焼け落ちる本能寺を遠くに見つめながら、ハガネと文吉は悲しそうに佇んでいた。
涙はもう出なかったが、言いようのない喪失感に打ちひしがれている。
「……ハガネさま、まだ明智の軍勢がいるやも知れません。ここを早く離れましょう」
文吉は手を引いた。ハガネの手には力がこもっていなかった。
とぼとぼとあてもなく歩く。これから自分はどうすればいいのか、どう生きていけばいいのか、何も分からなかった。もう涙も出なかった。
文吉は、近くに何者かの話し声を聞いた。ハガネをかばって、近くの草むらに身を隠す。自分だって忍びの者だ。兵士ぐらいならやり過ごす自信があった。

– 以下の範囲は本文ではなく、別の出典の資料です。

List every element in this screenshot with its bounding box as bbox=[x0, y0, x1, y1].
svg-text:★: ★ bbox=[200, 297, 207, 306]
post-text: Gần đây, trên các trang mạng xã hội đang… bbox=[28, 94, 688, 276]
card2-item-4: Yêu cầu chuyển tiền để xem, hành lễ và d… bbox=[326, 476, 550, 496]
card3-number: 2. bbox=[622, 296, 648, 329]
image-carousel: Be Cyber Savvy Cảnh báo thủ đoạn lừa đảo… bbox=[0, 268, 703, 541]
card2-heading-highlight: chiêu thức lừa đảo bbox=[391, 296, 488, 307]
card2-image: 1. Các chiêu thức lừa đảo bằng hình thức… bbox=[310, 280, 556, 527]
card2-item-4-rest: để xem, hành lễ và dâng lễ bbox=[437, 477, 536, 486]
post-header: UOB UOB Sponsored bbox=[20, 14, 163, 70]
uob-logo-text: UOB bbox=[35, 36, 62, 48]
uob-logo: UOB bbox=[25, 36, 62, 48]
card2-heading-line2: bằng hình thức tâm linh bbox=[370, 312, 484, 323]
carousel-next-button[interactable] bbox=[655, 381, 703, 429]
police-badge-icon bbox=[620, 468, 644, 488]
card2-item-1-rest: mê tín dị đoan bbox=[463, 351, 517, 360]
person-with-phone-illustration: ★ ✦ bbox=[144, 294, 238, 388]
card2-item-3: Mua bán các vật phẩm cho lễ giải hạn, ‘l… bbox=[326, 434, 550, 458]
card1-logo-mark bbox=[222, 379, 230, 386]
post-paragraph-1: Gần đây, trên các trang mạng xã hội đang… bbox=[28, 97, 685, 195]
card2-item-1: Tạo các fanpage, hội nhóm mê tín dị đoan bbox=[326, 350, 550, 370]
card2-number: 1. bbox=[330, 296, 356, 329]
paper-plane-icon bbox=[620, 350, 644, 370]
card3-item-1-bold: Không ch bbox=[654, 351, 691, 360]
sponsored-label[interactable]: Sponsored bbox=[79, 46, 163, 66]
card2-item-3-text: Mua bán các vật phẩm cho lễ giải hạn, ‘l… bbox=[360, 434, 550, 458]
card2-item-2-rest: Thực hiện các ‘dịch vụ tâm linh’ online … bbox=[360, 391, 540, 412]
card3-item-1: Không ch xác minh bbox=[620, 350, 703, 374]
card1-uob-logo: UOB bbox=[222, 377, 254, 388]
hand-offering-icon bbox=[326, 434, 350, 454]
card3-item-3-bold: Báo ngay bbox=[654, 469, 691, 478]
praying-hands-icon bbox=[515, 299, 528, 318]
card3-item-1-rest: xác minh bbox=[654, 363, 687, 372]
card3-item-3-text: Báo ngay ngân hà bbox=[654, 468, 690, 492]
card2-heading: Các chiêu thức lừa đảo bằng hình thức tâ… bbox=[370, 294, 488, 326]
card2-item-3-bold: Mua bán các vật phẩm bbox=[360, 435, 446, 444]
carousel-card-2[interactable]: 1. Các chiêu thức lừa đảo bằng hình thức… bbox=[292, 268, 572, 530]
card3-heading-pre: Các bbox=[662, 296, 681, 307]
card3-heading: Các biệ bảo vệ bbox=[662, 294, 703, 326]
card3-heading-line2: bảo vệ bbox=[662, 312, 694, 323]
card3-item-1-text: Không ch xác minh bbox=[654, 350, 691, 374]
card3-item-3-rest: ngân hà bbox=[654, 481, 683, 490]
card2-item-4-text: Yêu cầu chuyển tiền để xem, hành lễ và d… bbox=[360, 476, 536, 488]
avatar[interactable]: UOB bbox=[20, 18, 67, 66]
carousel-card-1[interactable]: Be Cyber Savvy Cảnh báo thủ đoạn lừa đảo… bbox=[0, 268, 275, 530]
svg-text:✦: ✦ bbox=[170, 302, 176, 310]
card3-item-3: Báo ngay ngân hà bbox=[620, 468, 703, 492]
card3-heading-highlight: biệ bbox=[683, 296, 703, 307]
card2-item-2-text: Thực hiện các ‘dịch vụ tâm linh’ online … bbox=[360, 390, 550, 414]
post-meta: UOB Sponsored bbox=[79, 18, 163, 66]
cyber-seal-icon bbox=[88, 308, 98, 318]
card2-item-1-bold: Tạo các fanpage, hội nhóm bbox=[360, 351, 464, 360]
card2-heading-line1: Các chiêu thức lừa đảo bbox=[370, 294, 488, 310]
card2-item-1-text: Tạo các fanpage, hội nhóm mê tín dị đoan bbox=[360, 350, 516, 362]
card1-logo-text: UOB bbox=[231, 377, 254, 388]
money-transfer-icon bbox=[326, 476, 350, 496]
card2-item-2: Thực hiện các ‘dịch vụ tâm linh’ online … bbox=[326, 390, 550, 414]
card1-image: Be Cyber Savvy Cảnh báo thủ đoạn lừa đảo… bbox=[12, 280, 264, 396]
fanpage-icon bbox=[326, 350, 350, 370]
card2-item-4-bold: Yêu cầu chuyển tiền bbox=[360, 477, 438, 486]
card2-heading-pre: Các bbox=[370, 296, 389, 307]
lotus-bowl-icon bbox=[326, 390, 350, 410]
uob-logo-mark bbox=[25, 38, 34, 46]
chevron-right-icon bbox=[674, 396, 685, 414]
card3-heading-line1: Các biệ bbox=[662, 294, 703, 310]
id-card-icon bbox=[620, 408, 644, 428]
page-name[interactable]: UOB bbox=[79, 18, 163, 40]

しかし、目の前に音もなく刀の白刃が見えた時、文吉は恐怖し、ゆっくりと振り返った。
「……何者だ?」
その武士は恐ろしい殺気で文吉に聞いた。
「……まあ待て半蔵、まだ子供だ」
後ろに控えていた男が、静かな声で言った。
「……分かりました。家康さま」
「そちらの娘は、裸ではないか。何か着るものを与えてやれ」
「はっ」
回りの男が、自分の上着をハガネにかぶせた。
「娘、震えているのか……ついてくるか?」
家康と呼ばれた男が、ハガネに聞いた。ハガネは、自然にうなずいていた。